The “I Love My City” campaign is gearing up for a work day and a combined community worship service.

The two-day event will feature nine area churches and the Columbia Basin Board of Realtors. Rev. Terry Haight of Hermiston Assembly of God Church is excited about the increased involvement of the faith-based community.

“They are jumping on board with it,” Haight said. “Also, I know there are other groups that independently approach and do things with the city.”

As summer turned to fall in 2016, members of Hermiston Assembly first organized the initiative. Donning red T-shirts emblazoned with “I Love My City,” about 70 volunteers spread out across the city to be of service to others. They organized a pair of car washes, distributed food and drinks at local parks, held a block party and went door-to-door offering to pray with people.

A season of change sprouted as church parishioners sought ways to promote healing in the community after several tragedies. The idea, Haight said, was to spread God’s love through simple and practical ways.

A spring cleanup effort will take place 9 a.m. to noon on Saturday. People who aren’t connected to a specific church that’s involved can register at www.ilovehermiston.com or meet at McKenzie Park for instructions and work crew assignments. In addition to targeted cleanup areas, it will include free car washes at Les Schwab Tire Center, 830 N. First St., and Smitty’s Ace Hardware, 1845 N. First St. Also, “I Love My City” T-shirts are available for $10.

The worship service is Sunday at 10 a.m. at Eastern Oregon Trade and Event Center, 1705 Airport Road, Hermiston. The faith-based community will gather and worship as one body of believers, Haight said. Childcare will be provided for kids up to age 5. Children 6 and over are encouraged to sit with their families during the service.

“It’s a bi-lingual service with various pastors. We try to get as many people involved as possible,” Haight said. “It’s a relationship-building opportunity among the churches.”

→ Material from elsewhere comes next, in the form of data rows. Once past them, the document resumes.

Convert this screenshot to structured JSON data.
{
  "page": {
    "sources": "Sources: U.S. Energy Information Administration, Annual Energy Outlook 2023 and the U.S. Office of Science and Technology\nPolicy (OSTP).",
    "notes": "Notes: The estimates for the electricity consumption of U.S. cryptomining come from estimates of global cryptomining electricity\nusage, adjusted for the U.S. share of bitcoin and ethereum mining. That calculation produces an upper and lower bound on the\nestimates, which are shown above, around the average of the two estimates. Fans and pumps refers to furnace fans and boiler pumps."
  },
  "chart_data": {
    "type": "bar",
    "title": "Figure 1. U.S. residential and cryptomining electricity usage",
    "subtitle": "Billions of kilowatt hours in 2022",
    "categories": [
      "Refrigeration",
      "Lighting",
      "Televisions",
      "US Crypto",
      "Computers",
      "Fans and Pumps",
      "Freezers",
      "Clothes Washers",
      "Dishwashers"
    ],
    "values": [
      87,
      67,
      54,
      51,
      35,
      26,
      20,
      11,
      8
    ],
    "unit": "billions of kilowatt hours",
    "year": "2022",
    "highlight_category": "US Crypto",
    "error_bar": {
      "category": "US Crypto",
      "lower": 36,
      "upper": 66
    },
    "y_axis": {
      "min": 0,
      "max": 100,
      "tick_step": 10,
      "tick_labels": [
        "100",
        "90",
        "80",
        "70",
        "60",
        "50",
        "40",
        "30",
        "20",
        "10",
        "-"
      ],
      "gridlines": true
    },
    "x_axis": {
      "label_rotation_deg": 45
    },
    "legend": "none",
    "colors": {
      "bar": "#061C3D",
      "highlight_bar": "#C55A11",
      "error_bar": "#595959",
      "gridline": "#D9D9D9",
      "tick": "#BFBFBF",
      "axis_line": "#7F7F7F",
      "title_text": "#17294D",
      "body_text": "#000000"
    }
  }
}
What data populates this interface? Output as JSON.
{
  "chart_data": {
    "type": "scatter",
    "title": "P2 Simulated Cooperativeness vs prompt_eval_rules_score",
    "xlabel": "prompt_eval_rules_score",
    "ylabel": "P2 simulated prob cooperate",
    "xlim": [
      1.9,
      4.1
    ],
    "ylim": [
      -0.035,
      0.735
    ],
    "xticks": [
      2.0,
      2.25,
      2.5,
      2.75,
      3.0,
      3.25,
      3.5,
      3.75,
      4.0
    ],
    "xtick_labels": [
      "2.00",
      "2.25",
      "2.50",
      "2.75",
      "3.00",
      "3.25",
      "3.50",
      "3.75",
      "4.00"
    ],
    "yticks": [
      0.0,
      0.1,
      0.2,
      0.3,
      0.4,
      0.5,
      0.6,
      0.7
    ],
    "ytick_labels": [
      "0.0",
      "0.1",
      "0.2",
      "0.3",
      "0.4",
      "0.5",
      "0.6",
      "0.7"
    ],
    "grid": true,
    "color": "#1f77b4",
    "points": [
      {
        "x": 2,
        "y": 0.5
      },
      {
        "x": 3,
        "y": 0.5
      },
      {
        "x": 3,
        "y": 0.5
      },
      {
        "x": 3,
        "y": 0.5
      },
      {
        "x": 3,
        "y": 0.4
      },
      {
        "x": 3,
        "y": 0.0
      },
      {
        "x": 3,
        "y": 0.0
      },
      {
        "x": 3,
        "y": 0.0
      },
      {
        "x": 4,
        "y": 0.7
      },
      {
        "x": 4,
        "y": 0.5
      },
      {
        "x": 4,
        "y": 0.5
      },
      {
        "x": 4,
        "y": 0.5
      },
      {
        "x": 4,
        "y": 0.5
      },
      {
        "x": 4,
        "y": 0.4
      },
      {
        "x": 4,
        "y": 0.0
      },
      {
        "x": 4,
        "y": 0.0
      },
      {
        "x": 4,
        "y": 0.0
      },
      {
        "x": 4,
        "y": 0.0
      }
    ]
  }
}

Since the initial “I Love My City” event, nearly a dozen churches have joined the effort. The idea is to organize community service activities several times a year — everything from cleanup efforts and car washes to gift-wrapping and children’s activities. Sometimes it’s one church or several congregations working in conjunction with each other. Then, the churches all come together once a year to do a larger organized effort and hold a combined church service, Haight said.

The combined efforts have grown — the first year included 300 volunteers, which increased to 400 last year. And, 800 people attended the combined worship service in 2017, increasing to 1,200 last year. With the involvement of additional churches, Haight is hoping for 500 volunteers and would love to see as many, if not more, people at the service.

“We want to get as many people involved as possible,” he said. “Also, it’s not something we just do once a year. ‘I Love My City’ should be a lifestyle.”